L’auteur invité est Pierre J. Hamel, professeur à l’INRS-Urbanisation.
Dans Le Devoir du mardi 28 décembre, sous le titre « Les PPP ont le dos large », Paul G. Brunet me reproche de mener « une charge à fond de train contre les PPP ».
Comme je suis nommément mis en cause, que les lecteurs souffrent cette autopromotion : je les inviterais à jeter un coup d’œil sur un rapport récent (2010) — Un hôpital en PPP — où j’insiste, encore plus explicitement que dans le rapport consacré aux PPP dans les municipalités (2007), sur les limites indépassables d’une tentative d’évaluation de la formule PPP (on trouve facilement les deux rapports en ligne en cherchant avec les mots : Hamel INRS PPP).
J’ai souvent écrit qu’il est très difficile, pour ne pas dire impossible, de faire, en bonne et due forme, une évaluation comparative des avantages et inconvénients de la formule des partenariats public-privé et de ceux du mode traditionnel.
Les projets vraiment comparables sont peu nombreux et les informations de base font souvent défaut.
Surtout, il est prématuré de tenter une évaluation complète des PPP, car même les tout premiers PPP anglais n’en sont pas encore au tiers de la durée de leur contrat. Il est néanmoins possible de glaner des observations qui permettent de dresser quelques constats intérimaires.
1) Les PPP ne sont très certainement pas meilleur marché que le mode traditionnel. Selon les vérificateurs généraux au Québec, en Ontario, en France ou en Angleterre, il est faux de prétendre que les PPP sont financièrement avantageux, que ce soit pour l’investissement initial ou pour l’estimation des frais de fonctionnement ou des investissements subséquents. Et c’est le seul point qui soit presque certain : en fin de compte, ce sera plus cher.

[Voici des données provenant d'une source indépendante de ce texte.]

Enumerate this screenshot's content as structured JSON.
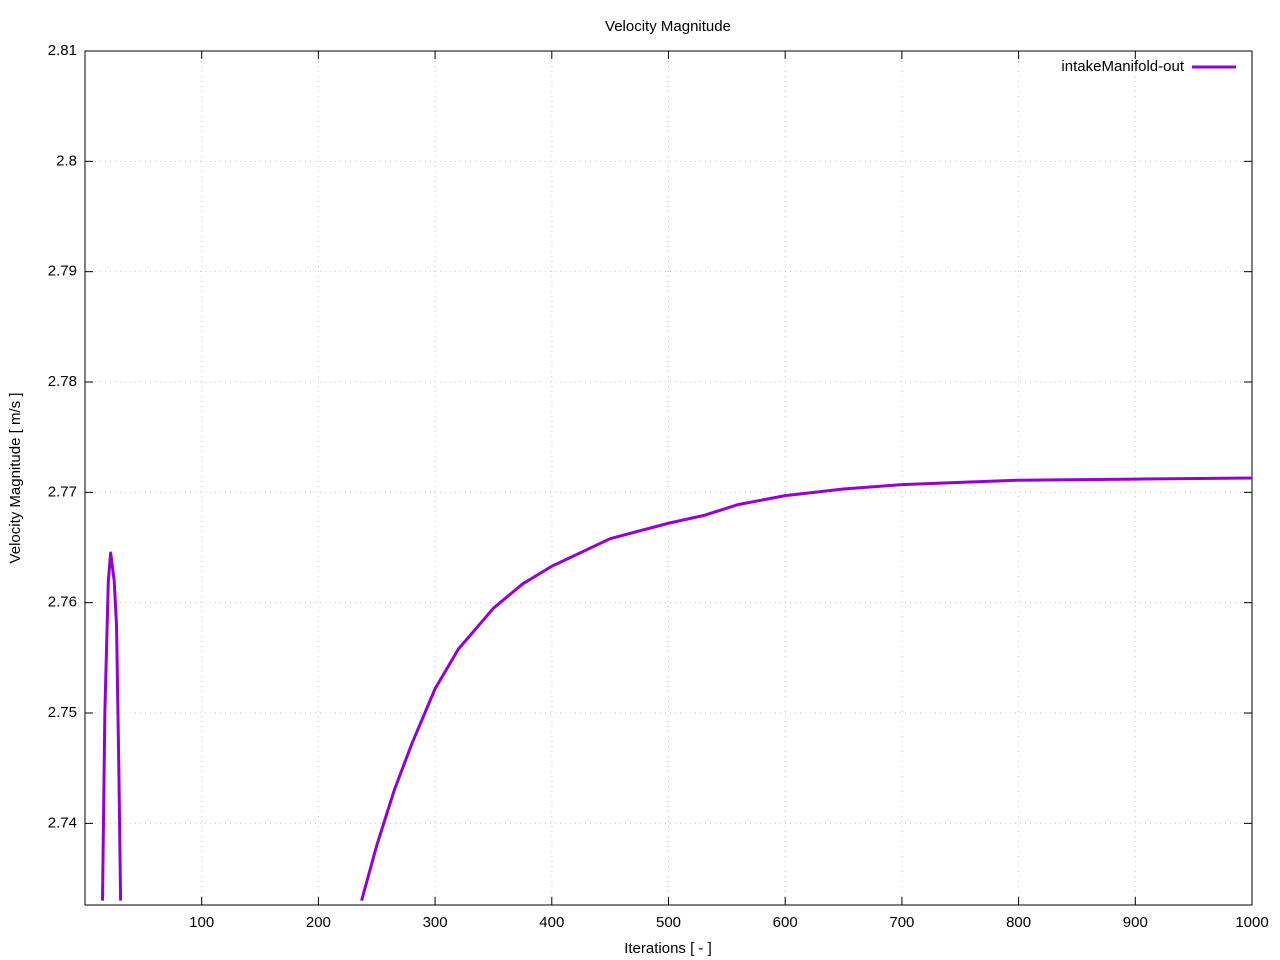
{
  "chart_data": {
    "type": "line",
    "title": "Velocity Magnitude",
    "x_label": "Iterations [ - ]",
    "y_label": "Velocity Magnitude [ m/s ]",
    "x": [
      15,
      17,
      20,
      22,
      25,
      27,
      29,
      30.5,
      100,
      237,
      250,
      265,
      280,
      300,
      320,
      350,
      375,
      400,
      450,
      500,
      530,
      560,
      600,
      650,
      700,
      750,
      800,
      900,
      1000
    ],
    "series": [
      {
        "name": "intakeManifold-out",
        "color": "#9400d3",
        "values": [
          2.733,
          2.75,
          2.762,
          2.7645,
          2.762,
          2.758,
          2.745,
          2.733,
          null,
          2.733,
          2.738,
          2.743,
          2.7472,
          2.7522,
          2.7558,
          2.7595,
          2.7617,
          2.7633,
          2.7658,
          2.7672,
          2.7679,
          2.7689,
          2.7697,
          2.7703,
          2.7707,
          2.7709,
          2.7711,
          2.7712,
          2.7713
        ]
      }
    ],
    "xlim": [
      0,
      1000
    ],
    "xticks": [
      100,
      200,
      300,
      400,
      500,
      600,
      700,
      800,
      900,
      1000
    ],
    "ylim": [
      2.7326,
      2.81
    ],
    "yticks": [
      2.74,
      2.75,
      2.76,
      2.77,
      2.78,
      2.79,
      2.8,
      2.81
    ],
    "grid": true,
    "legend": "top-right"
  }
}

2) Il est faux de prétendre que le partenaire privé assume les risques les plus importants : ils demeurent immanquablement à la charge du public. Certes, le privé prend en charge les risques « normaux », comme c’est de toute façon le cas pour pratiquement n’importe quel chantier, mais c’est toujours le public qui se retrouve à payer pour les vrais problèmes, « extraordinaires », comme lors de la faillite du plus gros PPP du monde (Metronet, métro de Londres), ou comme pour les multiples « surprises » qui agrémentent nombre de PPP. Le tout premier PPP québécois a d’ailleurs débuté en grand en présentant, en cours de chantier, deux factures inattendues; pourtant, lors de la cérémonie officielle de signature du contrat de PPP relatif au prolongement de l’autoroute 25 en septembre 2007, les ministres présentes et le porte-parole du consortium avaient beaucoup insisté sur la « garantie blindée » contre les mauvaises surprises… Les premières mauvaises surprises sont survenues deux ans plus tard et l’augmentation s’est chiffrée à plus de 10 % du total (notamment à cause d’une mauvaise estimation du volume de sols contaminés à traiter).

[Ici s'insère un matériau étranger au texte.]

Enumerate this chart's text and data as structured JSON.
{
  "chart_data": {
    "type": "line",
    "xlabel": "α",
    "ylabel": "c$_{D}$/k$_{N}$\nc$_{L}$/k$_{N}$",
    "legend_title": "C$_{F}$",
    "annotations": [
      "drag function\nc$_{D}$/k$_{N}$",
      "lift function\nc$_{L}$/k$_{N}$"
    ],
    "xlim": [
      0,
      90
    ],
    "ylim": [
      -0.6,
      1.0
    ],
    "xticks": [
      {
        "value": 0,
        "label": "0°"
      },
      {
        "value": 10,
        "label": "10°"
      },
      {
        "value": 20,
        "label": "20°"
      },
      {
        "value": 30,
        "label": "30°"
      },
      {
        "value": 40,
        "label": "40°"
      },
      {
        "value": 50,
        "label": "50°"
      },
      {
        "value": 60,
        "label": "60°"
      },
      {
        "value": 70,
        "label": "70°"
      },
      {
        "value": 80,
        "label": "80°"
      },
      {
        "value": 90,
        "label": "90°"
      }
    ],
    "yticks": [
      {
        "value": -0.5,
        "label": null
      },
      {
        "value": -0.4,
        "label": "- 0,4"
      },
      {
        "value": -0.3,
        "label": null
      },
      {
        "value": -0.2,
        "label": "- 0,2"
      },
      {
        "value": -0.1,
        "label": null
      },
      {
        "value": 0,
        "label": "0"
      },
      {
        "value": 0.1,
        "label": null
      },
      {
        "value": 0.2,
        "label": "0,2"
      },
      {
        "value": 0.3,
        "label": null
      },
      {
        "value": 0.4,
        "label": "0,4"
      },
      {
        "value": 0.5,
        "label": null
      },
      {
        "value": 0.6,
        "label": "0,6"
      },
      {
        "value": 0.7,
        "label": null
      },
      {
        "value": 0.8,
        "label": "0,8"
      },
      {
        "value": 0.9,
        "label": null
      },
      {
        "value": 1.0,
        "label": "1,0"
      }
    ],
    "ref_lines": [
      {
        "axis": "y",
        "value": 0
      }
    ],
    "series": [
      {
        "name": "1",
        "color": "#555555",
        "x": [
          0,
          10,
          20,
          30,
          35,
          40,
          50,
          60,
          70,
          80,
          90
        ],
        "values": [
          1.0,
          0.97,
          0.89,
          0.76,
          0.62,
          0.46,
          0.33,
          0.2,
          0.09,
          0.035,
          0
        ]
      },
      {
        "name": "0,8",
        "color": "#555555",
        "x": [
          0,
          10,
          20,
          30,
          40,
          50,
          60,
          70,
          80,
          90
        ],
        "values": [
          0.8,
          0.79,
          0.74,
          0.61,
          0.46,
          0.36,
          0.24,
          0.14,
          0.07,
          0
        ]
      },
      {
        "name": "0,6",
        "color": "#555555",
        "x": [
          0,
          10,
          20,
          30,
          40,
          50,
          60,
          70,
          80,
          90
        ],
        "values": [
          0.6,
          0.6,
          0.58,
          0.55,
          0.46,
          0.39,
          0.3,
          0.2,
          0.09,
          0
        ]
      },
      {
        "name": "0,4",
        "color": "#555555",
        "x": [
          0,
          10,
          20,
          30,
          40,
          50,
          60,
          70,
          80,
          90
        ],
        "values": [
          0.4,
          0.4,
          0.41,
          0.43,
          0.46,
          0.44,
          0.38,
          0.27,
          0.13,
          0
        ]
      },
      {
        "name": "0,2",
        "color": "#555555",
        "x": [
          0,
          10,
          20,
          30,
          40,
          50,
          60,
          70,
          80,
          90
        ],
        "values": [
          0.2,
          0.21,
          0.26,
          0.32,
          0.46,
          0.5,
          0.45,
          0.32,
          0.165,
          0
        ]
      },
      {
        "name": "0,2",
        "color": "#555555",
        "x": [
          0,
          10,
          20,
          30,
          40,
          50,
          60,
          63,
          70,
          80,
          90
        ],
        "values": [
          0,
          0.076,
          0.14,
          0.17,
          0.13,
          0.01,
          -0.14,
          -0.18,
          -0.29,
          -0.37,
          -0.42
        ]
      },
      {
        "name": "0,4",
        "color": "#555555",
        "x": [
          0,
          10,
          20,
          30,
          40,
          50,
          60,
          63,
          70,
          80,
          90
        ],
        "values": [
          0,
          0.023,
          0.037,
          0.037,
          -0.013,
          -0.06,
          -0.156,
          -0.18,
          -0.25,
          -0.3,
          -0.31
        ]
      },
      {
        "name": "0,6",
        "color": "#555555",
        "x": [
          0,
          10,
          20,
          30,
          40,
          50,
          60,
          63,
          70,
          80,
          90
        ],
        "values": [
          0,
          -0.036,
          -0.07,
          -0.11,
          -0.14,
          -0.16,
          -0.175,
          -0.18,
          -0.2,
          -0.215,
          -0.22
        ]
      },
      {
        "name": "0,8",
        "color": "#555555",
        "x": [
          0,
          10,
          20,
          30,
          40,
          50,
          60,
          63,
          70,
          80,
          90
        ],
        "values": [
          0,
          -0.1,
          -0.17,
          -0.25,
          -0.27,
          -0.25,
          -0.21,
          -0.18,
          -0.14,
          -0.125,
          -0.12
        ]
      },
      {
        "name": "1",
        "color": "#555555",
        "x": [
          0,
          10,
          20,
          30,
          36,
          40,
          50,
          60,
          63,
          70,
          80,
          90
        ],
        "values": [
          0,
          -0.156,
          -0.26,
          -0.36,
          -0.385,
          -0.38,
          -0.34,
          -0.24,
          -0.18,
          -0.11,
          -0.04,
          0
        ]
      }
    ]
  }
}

3) Comme ce sont de très « grosses bouchées », il est clair que les PPP ne favorisent pas la concurrence et qu’ils ne constituent pas la meilleure formule pour éviter la collusion.
4) Manifestement, PPP et souplesse sont parfaitement antinomiques.

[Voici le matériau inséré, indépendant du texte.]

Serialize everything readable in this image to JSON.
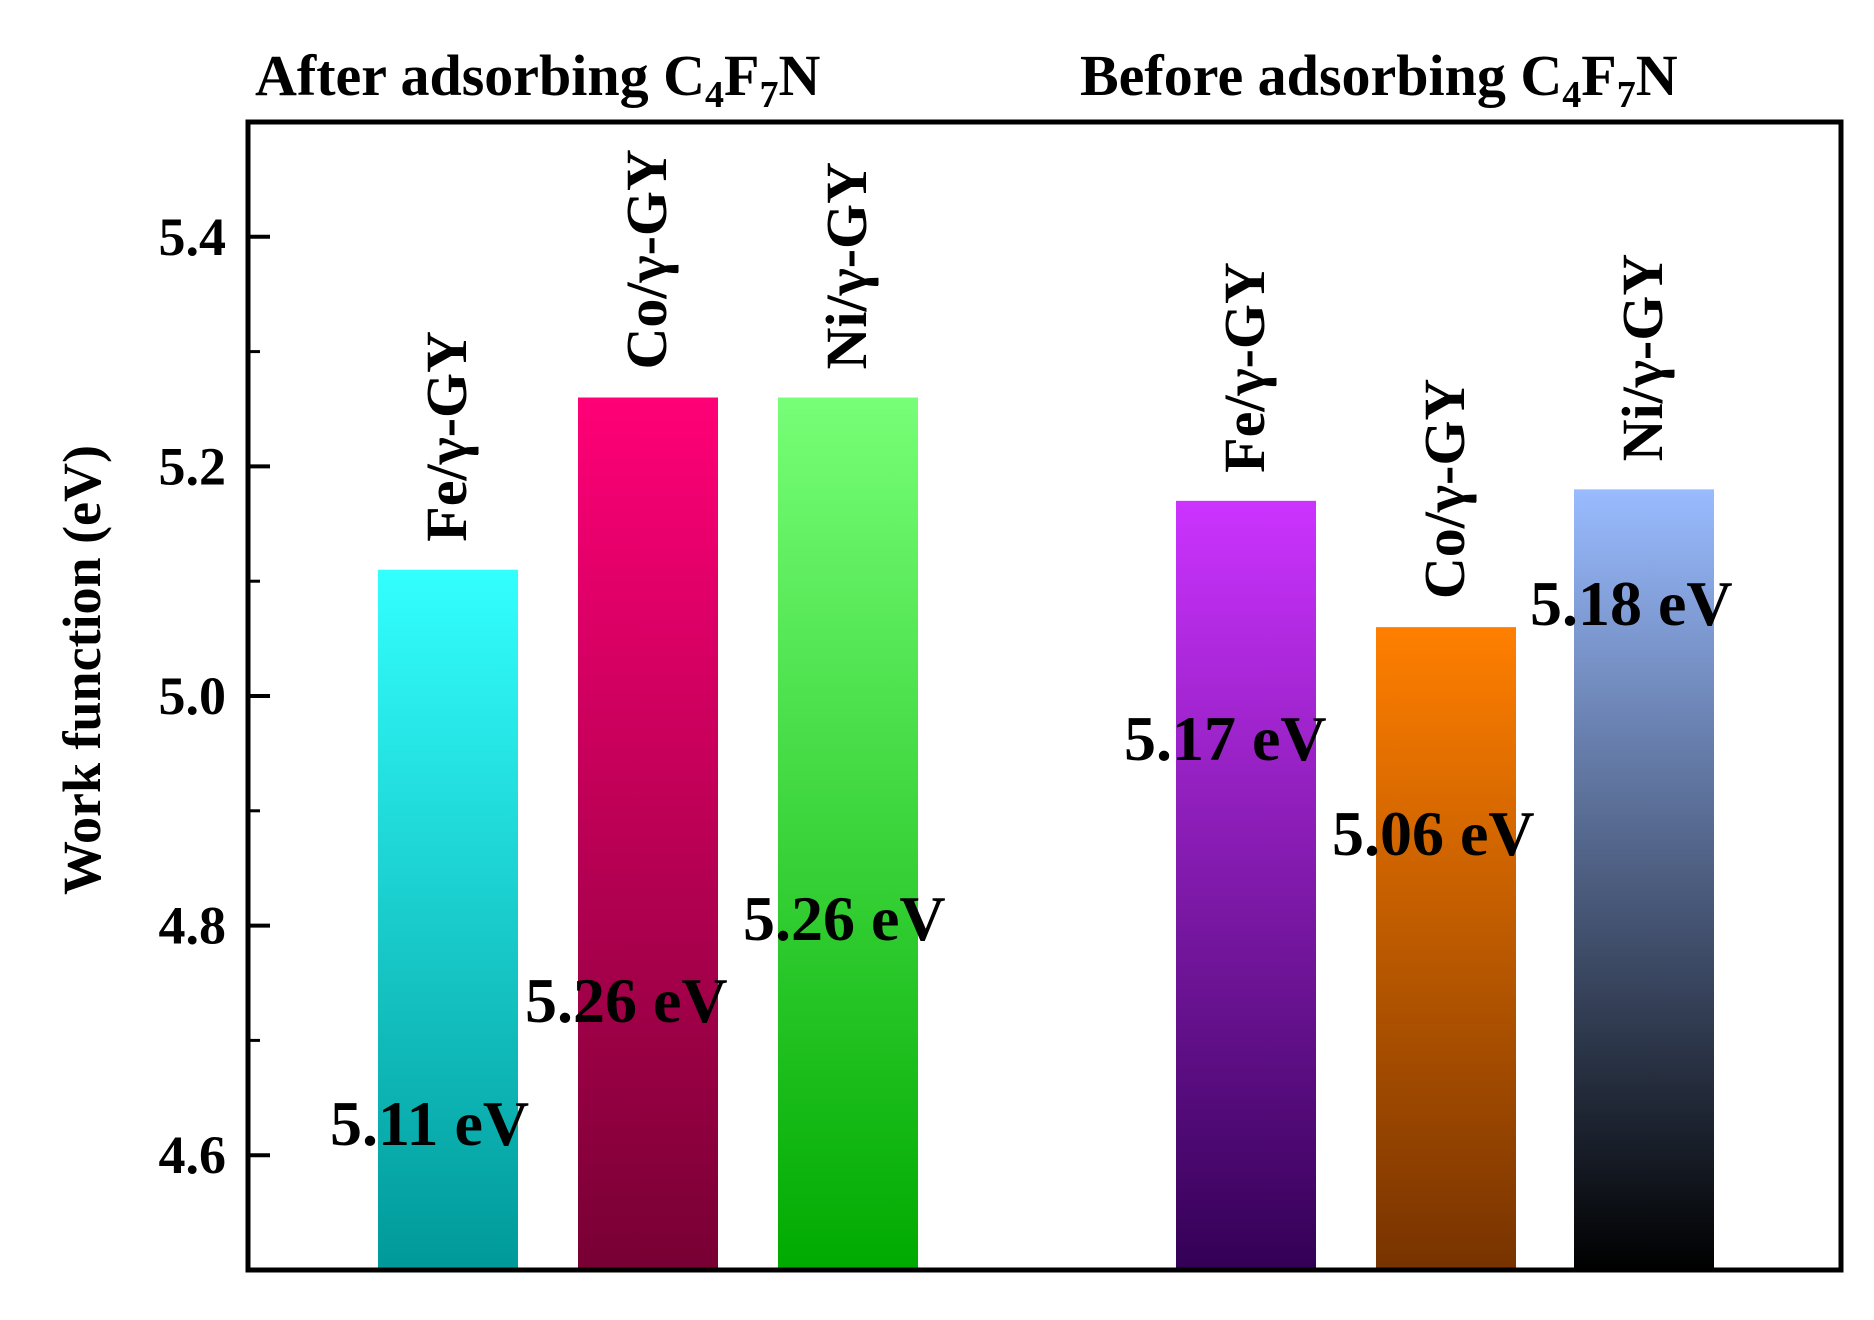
{
  "chart_data": {
    "type": "bar",
    "ylabel": "Work function (eV)",
    "ylim": [
      4.5,
      5.5
    ],
    "yticks": [
      "4.6",
      "4.8",
      "5.0",
      "5.2",
      "5.4"
    ],
    "ytick_values": [
      4.6,
      4.8,
      5.0,
      5.2,
      5.4
    ],
    "groups": [
      {
        "title": "After adsorbing C₄F₇N",
        "title_parts": [
          "After adsorbing C",
          "4",
          "F",
          "7",
          "N"
        ],
        "bars": [
          {
            "label": "Fe/γ-GY",
            "value": 5.11,
            "value_label": "5.11 eV",
            "color_top": "#33ffff",
            "color_bottom": "#009999"
          },
          {
            "label": "Co/γ-GY",
            "value": 5.26,
            "value_label": "5.26 eV",
            "color_top": "#ff0077",
            "color_bottom": "#770033"
          },
          {
            "label": "Ni/γ-GY",
            "value": 5.26,
            "value_label": "5.26 eV",
            "color_top": "#77ff77",
            "color_bottom": "#00aa00"
          }
        ]
      },
      {
        "title": "Before adsorbing C₄F₇N",
        "title_parts": [
          "Before adsorbing C",
          "4",
          "F",
          "7",
          "N"
        ],
        "bars": [
          {
            "label": "Fe/γ-GY",
            "value": 5.17,
            "value_label": "5.17 eV",
            "color_top": "#cc33ff",
            "color_bottom": "#330055"
          },
          {
            "label": "Co/γ-GY",
            "value": 5.06,
            "value_label": "5.06 eV",
            "color_top": "#ff7f00",
            "color_bottom": "#773300"
          },
          {
            "label": "Ni/γ-GY",
            "value": 5.18,
            "value_label": "5.18 eV",
            "color_top": "#99bbff",
            "color_bottom": "#000000"
          }
        ]
      }
    ]
  }
}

Le manque de recul constitue le principal problème pour une évaluation globale qui respecterait les règles de l’art : même en Angleterre, les PPP ne fonctionnent que depuis le début des années 2000 et on ne connaîtra la fin de l’histoire… qu’à la fin(!). Même si tout jugement définitif est prématuré, les observations qui s’accumulent devraient nous inciter à la plus grande prudence.
Post scriptum
Souvent cité en exemple des dérapages du mode traditionnel, le projet du prolongement du métro vers Laval a été mené à terme à un coût en réalité tout à fait raisonnable : le coût réel au kilomètre s’est avéré très proche de l’estimation, et ce coût est très étroitement comparable aux coûts constatés ailleurs sur la planète pour des prolongements de lignes de métro similaires réalisés au cours de la même période.
Seul petit détail bête, mais ô combien affligeant, quelqu’un ou quelqu’une avait mal calculé la distance, de sorte qu’on avait multiplié le bon coût au kilomètre, mais par le mauvais nombre de kilomètres. Je me souviens que, l’après-midi même de l’annonce, une géographe de l’INRS avait fait la tournée des bureaux pour montrer, cartes à l’appui, qu’une stupide erreur de cartographie élémentaire (non-respect de l’échelle sur toute la distance) avait conduit à cette sous-estimation qui continuera à hanter jusqu’à la fin des temps ce projet utile, beau, bien fait et à bon compte.